Sarebbe importante a questo punto un intervento chiarificatore dell’Agenzia delle Entrate che stabilisca in modo chiaro che le operazioni di cessione totalitarie di quote (ma anche i conferimenti di aziende seguiti da cessione delle partecipazioni) scontano sempre l’imposta di registro in misura fissa, e non le imposte indirette proporzionali. Le ragioni sono molteplici.

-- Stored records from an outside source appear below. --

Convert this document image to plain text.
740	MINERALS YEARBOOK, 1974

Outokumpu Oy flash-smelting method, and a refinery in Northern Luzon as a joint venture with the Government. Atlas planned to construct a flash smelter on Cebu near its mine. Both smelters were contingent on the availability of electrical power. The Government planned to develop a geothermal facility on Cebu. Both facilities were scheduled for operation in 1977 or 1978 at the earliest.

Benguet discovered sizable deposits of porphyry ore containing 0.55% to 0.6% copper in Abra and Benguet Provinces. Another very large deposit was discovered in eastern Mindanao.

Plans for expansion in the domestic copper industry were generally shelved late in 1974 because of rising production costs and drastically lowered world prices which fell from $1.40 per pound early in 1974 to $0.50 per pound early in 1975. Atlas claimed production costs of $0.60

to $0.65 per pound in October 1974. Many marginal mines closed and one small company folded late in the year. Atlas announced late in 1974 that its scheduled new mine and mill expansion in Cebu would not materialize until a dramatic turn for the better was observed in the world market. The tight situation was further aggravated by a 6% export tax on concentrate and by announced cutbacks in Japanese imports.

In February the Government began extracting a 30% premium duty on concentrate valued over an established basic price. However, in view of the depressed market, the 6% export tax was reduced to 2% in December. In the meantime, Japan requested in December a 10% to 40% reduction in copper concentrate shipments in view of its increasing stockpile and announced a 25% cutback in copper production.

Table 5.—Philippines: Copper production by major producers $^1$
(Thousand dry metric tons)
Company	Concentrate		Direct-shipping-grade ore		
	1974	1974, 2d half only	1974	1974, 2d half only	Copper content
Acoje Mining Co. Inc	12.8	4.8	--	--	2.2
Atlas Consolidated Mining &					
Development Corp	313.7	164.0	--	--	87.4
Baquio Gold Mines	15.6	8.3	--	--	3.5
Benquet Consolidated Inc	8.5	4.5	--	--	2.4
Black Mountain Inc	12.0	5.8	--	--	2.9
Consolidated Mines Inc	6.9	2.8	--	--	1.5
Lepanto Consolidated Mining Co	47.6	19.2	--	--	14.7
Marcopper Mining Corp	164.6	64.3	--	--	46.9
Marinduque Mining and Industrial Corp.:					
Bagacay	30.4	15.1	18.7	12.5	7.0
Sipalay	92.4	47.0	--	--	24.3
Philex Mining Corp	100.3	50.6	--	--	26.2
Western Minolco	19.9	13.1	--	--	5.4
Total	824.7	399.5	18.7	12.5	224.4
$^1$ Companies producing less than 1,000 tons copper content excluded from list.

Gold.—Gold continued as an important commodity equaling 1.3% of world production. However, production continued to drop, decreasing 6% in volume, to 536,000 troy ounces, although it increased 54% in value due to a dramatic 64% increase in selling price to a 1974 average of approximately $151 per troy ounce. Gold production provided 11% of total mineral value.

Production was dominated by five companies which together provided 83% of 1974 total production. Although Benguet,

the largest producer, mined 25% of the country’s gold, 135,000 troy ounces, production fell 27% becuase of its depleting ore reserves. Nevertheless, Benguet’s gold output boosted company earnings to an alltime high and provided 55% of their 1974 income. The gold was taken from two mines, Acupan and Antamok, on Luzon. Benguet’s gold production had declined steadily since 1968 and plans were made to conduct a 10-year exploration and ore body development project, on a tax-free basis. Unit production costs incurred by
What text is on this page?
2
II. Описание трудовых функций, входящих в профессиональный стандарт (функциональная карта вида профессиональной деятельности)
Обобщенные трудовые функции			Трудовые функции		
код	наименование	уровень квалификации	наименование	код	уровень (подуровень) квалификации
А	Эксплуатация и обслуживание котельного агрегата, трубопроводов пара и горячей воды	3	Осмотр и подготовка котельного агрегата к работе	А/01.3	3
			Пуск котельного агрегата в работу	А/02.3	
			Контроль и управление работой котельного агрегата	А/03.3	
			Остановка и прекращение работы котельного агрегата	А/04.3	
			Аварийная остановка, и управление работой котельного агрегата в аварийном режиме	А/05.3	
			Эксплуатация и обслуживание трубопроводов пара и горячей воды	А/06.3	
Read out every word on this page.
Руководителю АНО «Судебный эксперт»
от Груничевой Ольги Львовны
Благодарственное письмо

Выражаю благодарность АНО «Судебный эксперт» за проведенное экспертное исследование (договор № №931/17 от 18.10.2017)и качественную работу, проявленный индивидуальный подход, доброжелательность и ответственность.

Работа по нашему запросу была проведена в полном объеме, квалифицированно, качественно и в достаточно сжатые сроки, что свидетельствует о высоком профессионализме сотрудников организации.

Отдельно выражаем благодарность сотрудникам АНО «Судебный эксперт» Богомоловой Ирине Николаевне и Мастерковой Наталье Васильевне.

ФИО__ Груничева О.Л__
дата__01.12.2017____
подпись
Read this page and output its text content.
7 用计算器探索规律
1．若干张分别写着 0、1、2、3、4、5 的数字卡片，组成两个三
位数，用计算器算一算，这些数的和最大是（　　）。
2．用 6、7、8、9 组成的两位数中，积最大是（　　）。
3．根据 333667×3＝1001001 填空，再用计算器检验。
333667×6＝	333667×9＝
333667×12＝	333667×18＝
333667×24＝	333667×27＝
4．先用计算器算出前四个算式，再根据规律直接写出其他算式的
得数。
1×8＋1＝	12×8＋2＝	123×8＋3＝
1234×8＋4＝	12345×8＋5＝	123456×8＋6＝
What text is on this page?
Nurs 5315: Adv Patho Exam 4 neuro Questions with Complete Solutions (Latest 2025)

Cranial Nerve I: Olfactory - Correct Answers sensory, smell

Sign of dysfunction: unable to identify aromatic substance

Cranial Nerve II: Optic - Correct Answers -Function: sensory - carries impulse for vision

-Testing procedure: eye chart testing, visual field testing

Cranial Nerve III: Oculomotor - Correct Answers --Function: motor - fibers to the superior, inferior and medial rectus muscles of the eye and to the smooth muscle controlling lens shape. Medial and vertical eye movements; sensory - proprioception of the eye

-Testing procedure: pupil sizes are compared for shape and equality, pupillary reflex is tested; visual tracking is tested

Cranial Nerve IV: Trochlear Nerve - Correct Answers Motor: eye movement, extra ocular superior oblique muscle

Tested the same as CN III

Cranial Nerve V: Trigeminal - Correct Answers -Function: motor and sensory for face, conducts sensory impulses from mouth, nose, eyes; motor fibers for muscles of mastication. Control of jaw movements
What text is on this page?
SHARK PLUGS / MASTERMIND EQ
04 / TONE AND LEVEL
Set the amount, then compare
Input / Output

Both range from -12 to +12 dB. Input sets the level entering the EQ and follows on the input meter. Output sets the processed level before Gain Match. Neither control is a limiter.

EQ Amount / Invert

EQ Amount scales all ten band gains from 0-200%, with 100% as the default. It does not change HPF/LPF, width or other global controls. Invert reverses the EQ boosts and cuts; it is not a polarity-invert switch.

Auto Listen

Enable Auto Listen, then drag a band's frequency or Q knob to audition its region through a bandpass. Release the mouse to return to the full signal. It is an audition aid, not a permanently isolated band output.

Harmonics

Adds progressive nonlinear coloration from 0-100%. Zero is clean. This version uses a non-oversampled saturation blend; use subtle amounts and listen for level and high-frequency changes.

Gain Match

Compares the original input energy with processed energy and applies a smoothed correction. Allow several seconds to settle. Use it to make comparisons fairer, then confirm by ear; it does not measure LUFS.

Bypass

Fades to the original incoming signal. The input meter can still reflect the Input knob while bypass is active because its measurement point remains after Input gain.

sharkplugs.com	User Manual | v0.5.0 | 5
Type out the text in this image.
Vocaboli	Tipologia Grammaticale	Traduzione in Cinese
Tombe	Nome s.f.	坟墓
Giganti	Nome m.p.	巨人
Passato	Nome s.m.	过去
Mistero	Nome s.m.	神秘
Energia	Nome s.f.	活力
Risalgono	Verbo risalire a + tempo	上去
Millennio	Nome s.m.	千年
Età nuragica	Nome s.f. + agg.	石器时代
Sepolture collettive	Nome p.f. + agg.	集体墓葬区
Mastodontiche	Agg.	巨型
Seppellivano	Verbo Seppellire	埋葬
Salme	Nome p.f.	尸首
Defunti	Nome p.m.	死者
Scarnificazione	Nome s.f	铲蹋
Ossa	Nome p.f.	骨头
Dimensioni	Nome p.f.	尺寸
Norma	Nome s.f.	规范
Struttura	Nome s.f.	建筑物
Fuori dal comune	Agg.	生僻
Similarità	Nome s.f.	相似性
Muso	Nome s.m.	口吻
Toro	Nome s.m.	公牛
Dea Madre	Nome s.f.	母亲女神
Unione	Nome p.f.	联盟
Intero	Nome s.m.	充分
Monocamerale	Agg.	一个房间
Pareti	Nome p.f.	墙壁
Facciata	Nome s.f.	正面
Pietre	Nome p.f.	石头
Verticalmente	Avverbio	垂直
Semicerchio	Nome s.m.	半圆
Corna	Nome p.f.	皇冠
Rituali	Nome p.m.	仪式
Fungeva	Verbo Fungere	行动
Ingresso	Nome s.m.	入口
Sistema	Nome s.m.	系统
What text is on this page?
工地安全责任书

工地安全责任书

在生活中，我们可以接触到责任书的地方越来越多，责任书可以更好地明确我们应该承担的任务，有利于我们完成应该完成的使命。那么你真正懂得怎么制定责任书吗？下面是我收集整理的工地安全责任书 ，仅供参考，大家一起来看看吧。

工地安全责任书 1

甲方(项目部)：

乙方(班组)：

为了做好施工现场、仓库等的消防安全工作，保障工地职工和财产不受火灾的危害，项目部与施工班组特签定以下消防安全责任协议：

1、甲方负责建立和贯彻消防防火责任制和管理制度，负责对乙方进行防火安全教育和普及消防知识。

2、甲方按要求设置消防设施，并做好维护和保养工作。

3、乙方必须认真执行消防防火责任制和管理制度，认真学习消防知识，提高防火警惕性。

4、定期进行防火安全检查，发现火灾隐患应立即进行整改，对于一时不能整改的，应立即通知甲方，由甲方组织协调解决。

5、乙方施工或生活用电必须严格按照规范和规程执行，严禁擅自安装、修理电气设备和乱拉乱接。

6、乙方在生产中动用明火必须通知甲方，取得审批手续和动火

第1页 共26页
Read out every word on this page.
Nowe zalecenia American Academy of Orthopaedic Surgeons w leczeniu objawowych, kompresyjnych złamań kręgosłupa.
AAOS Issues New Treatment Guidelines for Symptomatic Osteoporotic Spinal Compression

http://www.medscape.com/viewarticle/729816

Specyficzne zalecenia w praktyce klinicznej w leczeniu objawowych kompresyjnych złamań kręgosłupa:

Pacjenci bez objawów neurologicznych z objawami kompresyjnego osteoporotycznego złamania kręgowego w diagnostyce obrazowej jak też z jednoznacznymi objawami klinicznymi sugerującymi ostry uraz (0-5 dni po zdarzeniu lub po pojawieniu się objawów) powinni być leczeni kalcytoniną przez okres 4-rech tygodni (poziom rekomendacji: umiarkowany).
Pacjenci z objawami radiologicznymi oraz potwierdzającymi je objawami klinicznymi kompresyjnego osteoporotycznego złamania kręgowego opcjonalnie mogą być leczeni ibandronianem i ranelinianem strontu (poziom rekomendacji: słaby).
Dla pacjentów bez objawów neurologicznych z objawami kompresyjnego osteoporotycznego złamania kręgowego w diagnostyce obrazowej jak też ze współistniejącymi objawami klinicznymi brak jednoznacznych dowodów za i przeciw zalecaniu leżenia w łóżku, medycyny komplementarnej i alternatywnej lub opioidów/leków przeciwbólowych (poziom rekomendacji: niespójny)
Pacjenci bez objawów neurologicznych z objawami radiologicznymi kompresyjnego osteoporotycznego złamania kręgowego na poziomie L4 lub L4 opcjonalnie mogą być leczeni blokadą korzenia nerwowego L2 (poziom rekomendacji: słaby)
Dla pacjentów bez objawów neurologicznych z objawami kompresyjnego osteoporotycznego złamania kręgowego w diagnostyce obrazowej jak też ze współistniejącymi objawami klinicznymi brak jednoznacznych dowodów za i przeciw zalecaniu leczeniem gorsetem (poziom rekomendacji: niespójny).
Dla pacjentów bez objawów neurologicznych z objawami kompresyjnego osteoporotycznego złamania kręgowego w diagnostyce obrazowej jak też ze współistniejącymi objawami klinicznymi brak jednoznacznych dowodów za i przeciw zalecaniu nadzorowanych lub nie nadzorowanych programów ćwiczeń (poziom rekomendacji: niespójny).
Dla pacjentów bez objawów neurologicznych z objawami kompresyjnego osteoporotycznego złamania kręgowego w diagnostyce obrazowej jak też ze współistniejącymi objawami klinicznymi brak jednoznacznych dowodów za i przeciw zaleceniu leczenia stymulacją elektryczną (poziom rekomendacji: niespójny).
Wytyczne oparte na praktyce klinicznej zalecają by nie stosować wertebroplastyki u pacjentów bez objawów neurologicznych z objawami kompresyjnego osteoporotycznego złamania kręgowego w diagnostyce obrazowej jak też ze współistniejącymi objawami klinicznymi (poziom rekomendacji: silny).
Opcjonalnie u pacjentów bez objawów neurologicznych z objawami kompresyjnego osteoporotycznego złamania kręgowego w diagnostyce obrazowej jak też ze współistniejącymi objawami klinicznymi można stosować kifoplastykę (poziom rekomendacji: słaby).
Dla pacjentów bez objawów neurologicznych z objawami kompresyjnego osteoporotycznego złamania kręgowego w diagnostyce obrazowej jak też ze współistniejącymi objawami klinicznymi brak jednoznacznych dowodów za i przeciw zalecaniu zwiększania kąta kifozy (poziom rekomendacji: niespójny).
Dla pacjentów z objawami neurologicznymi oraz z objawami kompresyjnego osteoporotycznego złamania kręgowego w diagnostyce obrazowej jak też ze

Innanzitutto che il trattamento fiscale ai fini dell’imposta di registro della cessione di azioni o quote è chiaramente individuato dall’art. 8 della Tabella allegata al TUR nell’applicazione dell’imposta in misura fissa, senza eccezioni anche in caso di cessione totalitarie. Come ben motivato dalla Commissione tributaria regionale di Cagliari, non si può parlare di abuso del diritto dal momento che l’art. 10-bis ha definitivamente sancito la possibilità di libera scelta del contribuente. L’art. 10-bis, anche per la sua collocazione all’interno dello Statuto del Contribuente, si erge a norma generale applicabile anche alle imposte indirette e al registro, togliendo valore all’art. 20 come norma antielusiva per l’imposta di registro. L’art. 20 deve essere interpretato dunque esclusivamente come norma volta a consentire all’Ufficio di individuare gli effetti giuridici degli atti sottoposti alla registrazione, con la conseguenza che l’art. 20 del TUR può essere invocato dall’Ufficio per individuare la natura intrinseca dell’atto, anche considerando atti collegati, ma l’Ufficio non può in alcun modo utilizzarlo per sindacare le scelte economiche del contribuente. E gli effetti giuridici della cessione di partecipazioni sono evidentemente diversi da quelli che si otterrebbero dalla cessione di un immobile (di cui peraltro il cedente della società non è nemmeno proprietario).